Younggren claims the company’s physicians can resolve more than 90% of the cases they encounter. If, however, they can’t resolve a case, they can refer the patient to a local physician. And because most of 98point6’s interactions with subscribers are text-based, that messaging serves as reference documentation for other doctors, he said.
The 98point6 physicians are full-time employees and work with the company’s technologists to improve the AI’s capabilities, Younggren said. The company claims its doctors can diagnose and treat more than 400 conditions, including: allergies, asthma, skin problems, coughs, flu, diabetes, high blood pressure, and infections. For medical emergencies, subscribers are advised to seek emergency help locally.
98point6 also can function as a front end for interacting with patients in health systems that have their own primary-care doctors, Younggren said. The company’s health system clients “don’t actually have a good digital primary care front end to deliver care,” he said. “So, we can essentially give them that, and then we can also get some detailed understanding of how to coordinate care within the health system to drive patients to the care that they need.” For example, this can include directing the patient to an appropriate sub-specialist.

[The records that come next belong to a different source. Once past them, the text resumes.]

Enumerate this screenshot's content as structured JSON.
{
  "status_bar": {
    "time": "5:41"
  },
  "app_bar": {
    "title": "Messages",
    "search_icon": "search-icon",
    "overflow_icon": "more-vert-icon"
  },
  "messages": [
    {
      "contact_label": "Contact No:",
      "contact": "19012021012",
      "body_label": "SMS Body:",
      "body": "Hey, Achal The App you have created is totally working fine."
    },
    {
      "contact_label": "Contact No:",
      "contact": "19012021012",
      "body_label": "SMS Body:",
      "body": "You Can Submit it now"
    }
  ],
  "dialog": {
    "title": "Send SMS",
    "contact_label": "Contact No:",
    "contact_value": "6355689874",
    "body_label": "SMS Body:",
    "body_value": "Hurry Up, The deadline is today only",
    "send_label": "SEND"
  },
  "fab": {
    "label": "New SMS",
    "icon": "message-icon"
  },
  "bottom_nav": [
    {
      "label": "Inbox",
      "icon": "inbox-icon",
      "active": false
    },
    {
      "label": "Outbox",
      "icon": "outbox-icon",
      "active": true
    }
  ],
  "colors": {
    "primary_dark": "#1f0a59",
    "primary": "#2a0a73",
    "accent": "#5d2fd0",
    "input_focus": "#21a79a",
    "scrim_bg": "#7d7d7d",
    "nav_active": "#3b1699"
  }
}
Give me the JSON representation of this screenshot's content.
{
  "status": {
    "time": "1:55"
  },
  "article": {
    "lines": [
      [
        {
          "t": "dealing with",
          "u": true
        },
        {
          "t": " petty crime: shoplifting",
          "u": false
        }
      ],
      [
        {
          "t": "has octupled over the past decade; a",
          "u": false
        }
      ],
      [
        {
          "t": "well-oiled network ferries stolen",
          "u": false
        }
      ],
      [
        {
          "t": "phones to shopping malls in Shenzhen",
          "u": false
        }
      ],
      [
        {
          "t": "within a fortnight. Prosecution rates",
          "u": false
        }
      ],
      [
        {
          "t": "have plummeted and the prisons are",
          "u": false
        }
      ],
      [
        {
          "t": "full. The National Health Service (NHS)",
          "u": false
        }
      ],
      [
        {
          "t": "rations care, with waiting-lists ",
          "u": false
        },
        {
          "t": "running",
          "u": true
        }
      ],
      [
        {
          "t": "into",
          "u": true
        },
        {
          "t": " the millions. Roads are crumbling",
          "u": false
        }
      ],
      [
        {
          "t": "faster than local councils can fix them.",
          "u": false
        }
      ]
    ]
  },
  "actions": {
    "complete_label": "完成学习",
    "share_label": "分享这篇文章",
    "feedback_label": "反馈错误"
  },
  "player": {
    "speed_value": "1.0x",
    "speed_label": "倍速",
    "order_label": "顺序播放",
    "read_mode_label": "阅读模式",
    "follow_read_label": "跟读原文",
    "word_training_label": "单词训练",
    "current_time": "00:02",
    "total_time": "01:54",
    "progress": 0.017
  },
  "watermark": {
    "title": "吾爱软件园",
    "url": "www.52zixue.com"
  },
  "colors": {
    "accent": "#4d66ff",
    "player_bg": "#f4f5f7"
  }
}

Leveraging Patient Data to Answer Health Questions
K Health in New York City offers a similar service based on its own AI-enabled smartphone app. The app incorporates data gleaned from the records of more than two million anonymous patients in Israel over the past 20 years, explained company co-founder Ran Shaul, co-founder and Chief Product Officer, in a blog post.
The software asks users about their “chief complaint” and then compares the answers with data from similar cases. “We call this group your ‘People Like Me’ cohort,” Shaul wrote. “It shows you how doctors diagnosed those people and all the ways they were treated.”
Unlike 98point6, K Health’s doctors are employed by “affiliated physician-owned professional corporations,” the company says, not K Health itself.
“The doctor you chat with will discuss a recommended treatment plan that may include a physical exam, lab tests, or radiology scans,” states K Health’s website. “They may send you directly for some of these tests, but others will require you to visit a local doctor.”
These are just the latest examples of new technologies and services devised to help patients receive primary care. How a patient who uses a smartphone app gets the necessary clinical laboratory tests performed is a question yet to be answered.
Clinical laboratory leaders will want to watch this shift in the delivery of primary care and look for opportunities to serve consumers who are getting primary care from nontraditional sources.